Mettons fin à une logique d’un autre temps et revenons à l’essentiel, à l’idée qu’unis au sein de l’Europe, nous ferons mieux face aux difficiles défis que nous devrons relever. Et laissons chacune des deux organisations paneuropéennes faire ce qu’elle fait le mieux.
C’est la raison pour laquelle je vous invite à adopter la présente proposition de résolution.

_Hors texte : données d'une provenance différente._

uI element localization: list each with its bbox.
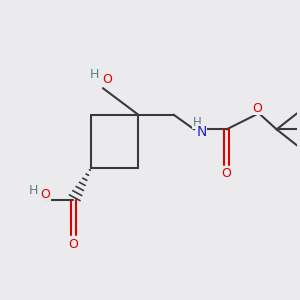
- Text: H: H: [29, 184, 38, 197]
- Text: O: O: [68, 238, 78, 251]
- Text: O: O: [222, 167, 232, 180]
- Text: O: O: [40, 188, 50, 201]
- Text: O: O: [102, 73, 112, 86]
- Text: H: H: [193, 116, 202, 128]
- Text: H: H: [89, 68, 99, 81]
- Text: O: O: [253, 102, 262, 115]
- Text: N: N: [196, 125, 207, 139]
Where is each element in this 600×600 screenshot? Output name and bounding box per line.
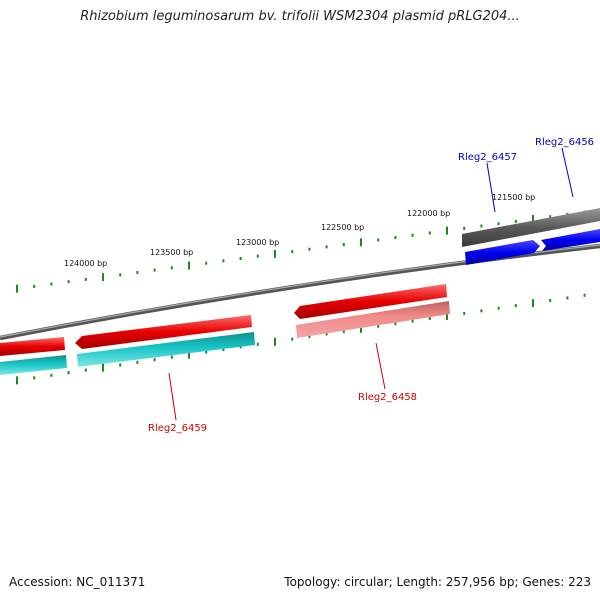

PROPOSITION DE RÉSOLUTION EUROPÉENNE
Article unique
L’Assemblée nationale,
Vu l’article 88-4 de la Constitution,
Vu le rapport au Parlement européen de M. Alexander Lambsdorff (INI/20 2011/2245) sur les modalités de l’éventuelle création d’un Fonds européen pour la démocratie,
– constate avec étonnement l’idée de créer un Fonds européen pour la démocratie, qui serait institué par une Convention internationale et s’inscrirait dans le cadre de la politique de voisinage de l’Union européenne ;
– s’interroge sur la cohérence politique de ceux qui soutiennent une telle initiative en pleine période de crise budgétaire aiguë dans un grand nombre de pays membres de l’Union européenne alors même que le Conseil de l’Europe remplit déjà cette mission ;
– rappelle que la principale limite opposée au Conseil de l’Europe lorsqu’il entend exercer la totalité de ses missions est d’ordre budgétaire et s’étonne que cette contrainte disparaisse dès lors que la démarche suivie s’inscrit dans le cadre de l’Union européenne ;
– souligne qu’à l’exception du Belarus, les États concernés par le partenariat oriental de l’Union européenne appartiennent au Conseil de l’Europe et que celui-ci développe de très efficaces mécanismes de suivi (« monitoring ») ;
– insiste sur le fait que l’Assemblée parlementaire du Conseil de l’Europe a su dépasser la logique territoriale pour accorder le statut de partenaire pour la démocratie au Maroc et au Conseil national palestinien, répondant de la sorte aux objectifs de la politique étrangère de l’Union européenne ;
– fait observer que le Conseil de l’Europe est la seule organisation multilatérale mondiale à avoir accordé un statut de partenaire aux ONG internationales, via la Conférence des OING ;
– renouvelle son souhait que l’Union européenne ne duplique pas systématiquement et à grands frais les organes et politiques du Conseil de l’Europe, à l’image de l’Agence des droits fondamentaux ou de la création d’une nouvelle assemblée parlementaire internationale pour le partenariat oriental (Euronest) ;
– souligne que la création dans chaque État membre d’une nouvelle organisation, comme prévu en l’espèce, ici à Varsovie, répond certainement à une logique d’aménagement du territoire communautaire, mais en aucun cas à celle d’une politique rationnelle et respectueuse du contribuable européen ;
– invite en conséquence le gouvernement français à s’opposer très fermement à une initiative particulièrement inopportune à l’heure où l’Union européenne avance sur la voie de l’adhésion à la convention européenne des droits de l’homme et que s’esquisse ainsi un rapprochement bienvenu entre les deux grandes organisations paneuropéennes.